Cascading fractals of ecdytoxic growth spill from the walls, made of human or bug or city flesh.
Unsure if he is walking through a factory, a laboratory, or hell, Guy follows the agonized music, step by careful step, to a wide door of petrified wood.
There, he hesitates, heart in his mouth, unready for whatever lies beyond.
No better way to brave the dark, sings Saint Guylag with a tap to his visor, than completely blind.
He dons his mask and pushes open the door. He steps into the haze of misty fumes, painted in sickly green light, and his heart drops.
There it is, huge and bloated and beautiful.
The teratopod dangles from a hundred hooks, undulating in sedated agony.
Tubes run from spiracles wide as streetcar windows.
Its mandibles twitch, pried open with steel.
A dozen children run along its length, slender wrists gliding into the crevices of its mouth, the chinks in its terga.
Its tongue is clamped, stretched so every dripping barb is exposed, raw under the relentless pull of gloved fingers.
Protected by nothing but iron vine, the children diligently extract ecdytoxin, squeezing strings from throbbing glands, from between splayed mandibles, from the tender underside of its struggling legs.
Some of them harvest with two or three handlike things sprouting from one wrist, some limp around the creature dragging elongated, extra limbs, yet others carry changes almost too subtle for the eye—a strange gait, a heavy wheeze, a vibrating tic.
Guy watches them, speechless, for a minute, for two. An acid heat rises in his throat when he recognizes one of them, a helmeted child whose quick hands he’s seen work in Three’s shop, sewing addenda, embroidering an oversized skirt.
“Ty,” he croaks. His voice is weak, unheard.
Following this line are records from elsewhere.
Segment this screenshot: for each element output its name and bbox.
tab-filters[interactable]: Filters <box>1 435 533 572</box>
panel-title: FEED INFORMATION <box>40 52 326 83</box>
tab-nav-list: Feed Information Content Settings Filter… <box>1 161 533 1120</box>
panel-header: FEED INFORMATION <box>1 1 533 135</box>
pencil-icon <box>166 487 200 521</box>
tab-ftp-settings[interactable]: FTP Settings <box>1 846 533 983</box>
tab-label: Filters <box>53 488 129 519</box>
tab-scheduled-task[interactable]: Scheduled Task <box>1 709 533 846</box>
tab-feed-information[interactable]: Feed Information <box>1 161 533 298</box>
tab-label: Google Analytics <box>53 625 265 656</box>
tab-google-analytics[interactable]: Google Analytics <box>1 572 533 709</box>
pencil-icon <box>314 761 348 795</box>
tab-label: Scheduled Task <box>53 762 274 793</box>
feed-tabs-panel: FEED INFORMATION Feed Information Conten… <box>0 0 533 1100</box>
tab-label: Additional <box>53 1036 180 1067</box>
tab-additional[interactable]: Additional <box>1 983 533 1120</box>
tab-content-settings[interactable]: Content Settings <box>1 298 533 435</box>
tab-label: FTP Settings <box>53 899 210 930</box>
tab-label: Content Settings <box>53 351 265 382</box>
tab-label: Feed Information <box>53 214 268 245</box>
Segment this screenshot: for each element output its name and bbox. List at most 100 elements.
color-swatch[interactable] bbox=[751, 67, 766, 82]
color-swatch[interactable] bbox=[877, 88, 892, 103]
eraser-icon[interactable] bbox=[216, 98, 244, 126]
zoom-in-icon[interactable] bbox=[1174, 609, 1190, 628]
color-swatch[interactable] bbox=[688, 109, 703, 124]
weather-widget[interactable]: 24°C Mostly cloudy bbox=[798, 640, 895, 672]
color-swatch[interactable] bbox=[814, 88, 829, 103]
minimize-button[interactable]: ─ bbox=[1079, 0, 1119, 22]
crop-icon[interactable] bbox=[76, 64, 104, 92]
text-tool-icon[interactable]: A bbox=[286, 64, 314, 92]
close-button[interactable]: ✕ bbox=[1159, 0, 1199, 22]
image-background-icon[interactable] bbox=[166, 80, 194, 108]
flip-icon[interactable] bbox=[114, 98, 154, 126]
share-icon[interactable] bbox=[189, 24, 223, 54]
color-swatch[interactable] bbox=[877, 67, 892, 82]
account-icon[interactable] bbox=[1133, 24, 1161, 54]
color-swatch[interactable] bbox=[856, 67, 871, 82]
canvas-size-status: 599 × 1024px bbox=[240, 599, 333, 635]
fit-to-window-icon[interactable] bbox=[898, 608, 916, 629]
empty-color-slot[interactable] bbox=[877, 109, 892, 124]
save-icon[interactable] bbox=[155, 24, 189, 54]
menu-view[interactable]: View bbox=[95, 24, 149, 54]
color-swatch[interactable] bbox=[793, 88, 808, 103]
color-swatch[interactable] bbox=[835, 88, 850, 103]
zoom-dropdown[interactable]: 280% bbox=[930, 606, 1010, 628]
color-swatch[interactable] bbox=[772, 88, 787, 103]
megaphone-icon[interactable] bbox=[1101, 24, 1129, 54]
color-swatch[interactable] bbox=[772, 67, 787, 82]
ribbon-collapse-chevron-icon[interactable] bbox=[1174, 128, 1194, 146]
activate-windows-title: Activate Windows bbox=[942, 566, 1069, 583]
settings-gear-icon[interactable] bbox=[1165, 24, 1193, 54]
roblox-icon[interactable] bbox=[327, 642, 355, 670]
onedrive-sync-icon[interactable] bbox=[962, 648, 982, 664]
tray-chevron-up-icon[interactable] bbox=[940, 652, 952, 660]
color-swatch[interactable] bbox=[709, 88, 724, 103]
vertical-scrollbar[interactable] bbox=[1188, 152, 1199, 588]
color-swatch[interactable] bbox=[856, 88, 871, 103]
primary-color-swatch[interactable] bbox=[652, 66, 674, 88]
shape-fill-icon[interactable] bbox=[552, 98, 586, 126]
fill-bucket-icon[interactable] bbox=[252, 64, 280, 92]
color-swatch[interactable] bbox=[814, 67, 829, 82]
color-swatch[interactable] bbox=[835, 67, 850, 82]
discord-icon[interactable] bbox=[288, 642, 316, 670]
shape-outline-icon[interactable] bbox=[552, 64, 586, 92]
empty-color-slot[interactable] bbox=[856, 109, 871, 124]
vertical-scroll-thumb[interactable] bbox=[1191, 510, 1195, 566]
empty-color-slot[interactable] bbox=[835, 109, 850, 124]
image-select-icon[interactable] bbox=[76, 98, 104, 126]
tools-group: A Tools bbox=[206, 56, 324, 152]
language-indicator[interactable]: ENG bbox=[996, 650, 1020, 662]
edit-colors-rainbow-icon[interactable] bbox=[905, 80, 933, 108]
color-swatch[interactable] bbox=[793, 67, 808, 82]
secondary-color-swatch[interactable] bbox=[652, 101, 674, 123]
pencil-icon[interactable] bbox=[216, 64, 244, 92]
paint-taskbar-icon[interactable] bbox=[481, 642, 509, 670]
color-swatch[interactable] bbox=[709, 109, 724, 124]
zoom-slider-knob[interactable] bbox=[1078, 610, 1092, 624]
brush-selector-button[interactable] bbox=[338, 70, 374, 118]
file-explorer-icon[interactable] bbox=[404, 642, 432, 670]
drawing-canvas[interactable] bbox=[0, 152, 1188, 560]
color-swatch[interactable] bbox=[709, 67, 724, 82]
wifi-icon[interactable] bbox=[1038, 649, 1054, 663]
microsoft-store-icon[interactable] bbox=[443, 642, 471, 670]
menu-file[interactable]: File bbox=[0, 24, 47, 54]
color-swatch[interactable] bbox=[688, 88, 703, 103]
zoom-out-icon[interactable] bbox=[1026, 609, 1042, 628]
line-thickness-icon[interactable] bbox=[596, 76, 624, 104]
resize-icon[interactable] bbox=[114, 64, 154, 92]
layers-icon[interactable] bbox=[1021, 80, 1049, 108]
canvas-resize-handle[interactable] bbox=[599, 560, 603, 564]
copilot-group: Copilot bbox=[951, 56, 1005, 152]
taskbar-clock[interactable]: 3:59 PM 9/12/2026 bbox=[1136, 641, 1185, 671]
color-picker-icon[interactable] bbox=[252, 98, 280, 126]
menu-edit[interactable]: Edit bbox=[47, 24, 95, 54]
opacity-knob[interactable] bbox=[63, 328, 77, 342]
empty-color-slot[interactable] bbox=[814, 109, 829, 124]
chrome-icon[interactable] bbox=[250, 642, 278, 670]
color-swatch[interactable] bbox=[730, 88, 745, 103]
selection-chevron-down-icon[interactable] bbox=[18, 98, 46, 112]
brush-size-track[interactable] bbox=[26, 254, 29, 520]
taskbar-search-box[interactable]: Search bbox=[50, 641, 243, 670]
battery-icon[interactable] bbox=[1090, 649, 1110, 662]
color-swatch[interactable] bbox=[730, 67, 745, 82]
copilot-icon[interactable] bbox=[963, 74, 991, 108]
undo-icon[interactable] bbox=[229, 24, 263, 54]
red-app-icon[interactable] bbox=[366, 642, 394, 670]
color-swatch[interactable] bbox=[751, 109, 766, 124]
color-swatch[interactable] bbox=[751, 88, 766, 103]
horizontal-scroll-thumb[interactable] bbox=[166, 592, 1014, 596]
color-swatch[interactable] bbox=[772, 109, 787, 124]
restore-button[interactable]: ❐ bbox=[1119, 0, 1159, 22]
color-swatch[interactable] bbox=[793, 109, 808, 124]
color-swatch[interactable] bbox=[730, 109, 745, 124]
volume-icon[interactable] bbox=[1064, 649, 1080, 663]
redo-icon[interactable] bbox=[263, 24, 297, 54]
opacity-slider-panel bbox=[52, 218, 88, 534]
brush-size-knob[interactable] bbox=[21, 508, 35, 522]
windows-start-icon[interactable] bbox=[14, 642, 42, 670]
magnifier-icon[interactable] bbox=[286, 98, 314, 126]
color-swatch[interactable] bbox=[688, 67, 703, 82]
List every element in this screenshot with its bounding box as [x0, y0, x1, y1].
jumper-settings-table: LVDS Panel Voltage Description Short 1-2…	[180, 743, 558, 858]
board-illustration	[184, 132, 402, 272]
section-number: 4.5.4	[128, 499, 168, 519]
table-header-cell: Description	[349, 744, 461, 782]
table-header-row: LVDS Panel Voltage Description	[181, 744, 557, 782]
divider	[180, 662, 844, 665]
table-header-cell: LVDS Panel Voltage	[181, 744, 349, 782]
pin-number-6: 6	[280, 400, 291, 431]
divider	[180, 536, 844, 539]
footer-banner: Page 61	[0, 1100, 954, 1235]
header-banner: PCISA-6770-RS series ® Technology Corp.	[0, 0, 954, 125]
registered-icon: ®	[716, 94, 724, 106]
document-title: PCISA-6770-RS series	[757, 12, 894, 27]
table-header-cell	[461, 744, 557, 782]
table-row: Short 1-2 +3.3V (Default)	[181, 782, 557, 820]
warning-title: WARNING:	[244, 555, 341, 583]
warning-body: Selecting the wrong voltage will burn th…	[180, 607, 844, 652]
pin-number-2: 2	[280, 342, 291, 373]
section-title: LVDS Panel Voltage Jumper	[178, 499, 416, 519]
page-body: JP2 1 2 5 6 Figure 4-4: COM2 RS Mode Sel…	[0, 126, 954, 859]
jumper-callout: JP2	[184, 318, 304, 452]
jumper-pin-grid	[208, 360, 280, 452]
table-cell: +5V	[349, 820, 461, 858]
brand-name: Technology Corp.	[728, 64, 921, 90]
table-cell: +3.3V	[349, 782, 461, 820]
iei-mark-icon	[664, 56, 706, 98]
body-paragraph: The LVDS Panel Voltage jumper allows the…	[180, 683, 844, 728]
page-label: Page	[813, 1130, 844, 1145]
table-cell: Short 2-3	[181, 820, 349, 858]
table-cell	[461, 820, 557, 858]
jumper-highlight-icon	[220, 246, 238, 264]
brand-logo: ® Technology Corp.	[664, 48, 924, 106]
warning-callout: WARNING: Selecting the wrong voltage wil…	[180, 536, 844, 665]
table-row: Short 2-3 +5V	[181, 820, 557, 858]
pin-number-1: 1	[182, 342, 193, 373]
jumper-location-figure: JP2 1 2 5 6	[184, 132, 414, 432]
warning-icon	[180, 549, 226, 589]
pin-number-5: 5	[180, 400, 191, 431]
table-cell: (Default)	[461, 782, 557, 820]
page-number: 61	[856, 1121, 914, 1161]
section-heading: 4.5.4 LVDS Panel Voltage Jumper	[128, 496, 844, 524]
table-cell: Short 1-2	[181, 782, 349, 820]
He removes his mask and calls out again.
This time, a dozen glass visors turn to him, and a few bare faces.
Most of the children see his uniform and resume their work.
Tyro’s hands fall to her sides, and she tenses.
She glances over her shoulder, scanning the factory floor, then the gantries above.
She takes a careful step toward him, then breaks into a sprint.
She barely pulls off her helmet and gloves before she throws herself into his arms. He embraces her, stroking her curls, ignoring her noxious smell, the stains on her sleeves.
“What are you doing here?” she hisses. “You can’t slow us down. Reames will kill us.”
“Ty,” he moans. His heart skips a beat as he squeezes her wrists, thumb pressing against the dark ink.
A few scabs decorate her skin, unhealed wounds from which tiny strings of venom grow.
When he runs his glove over them, they resonate with the toxin in his ear.
His blood boils so hot, so blindingly furious, he can barely push out the words.
“How many times?” he whispers. “How many times did it sting you?”
Tears gather in her eyes. “I don’t know.”
Guy stands, burning, tympani rolling in his ear, and steps toward the teratopod.
He draws his blade and the children scatter, ducking under oozing, broken legs and fleeing to the shadows.
The creature struggles with a peristaltic wave, a bloated, suffering crop heavy for harvest. Its mandibles clench at the glint of his saber, pulling against the cords and hooks.
Guy stares at the stretched proboscis, the carpet of barbs dripping with ecdytoxin, and dons his golden facepiece.
Then he brings his blade down at the base of the creature’s tongue.
Metal sinks into flesh, but not cleanly.
The appendage does not detach after the first blow.
With a spurt of silver blood it twists, struggling to recoil, nearly wrenching the saber from Guy’s hand.
Cables snap taut, children scream, and so does the teratopod, writhing and spilling ecdytoxin from severed ducts.
Guy’s vision narrows—he wrenches back his weapon and brings it down on the helpless tongue again, and again, and again—and when the appendage comes loose, when his blade finally tears through the ropes of muscle, he doesn’t stop.
Mindless, armored only in his leechbane jacket, he hacks at the monster’s mouth, its glands and mandibles, its pinned forelegs, big around as his waist. Soft, pale appendages appear between the chinks in the creature’s armor, raw and unformed, attempts at defense or reproduction—Guy doesn’t know, and doesn’t care.
If the teratopod splits apart, if a hundred more blossom from this corpse, he’ll kill those too, he’ll hunt down every fucking one of them.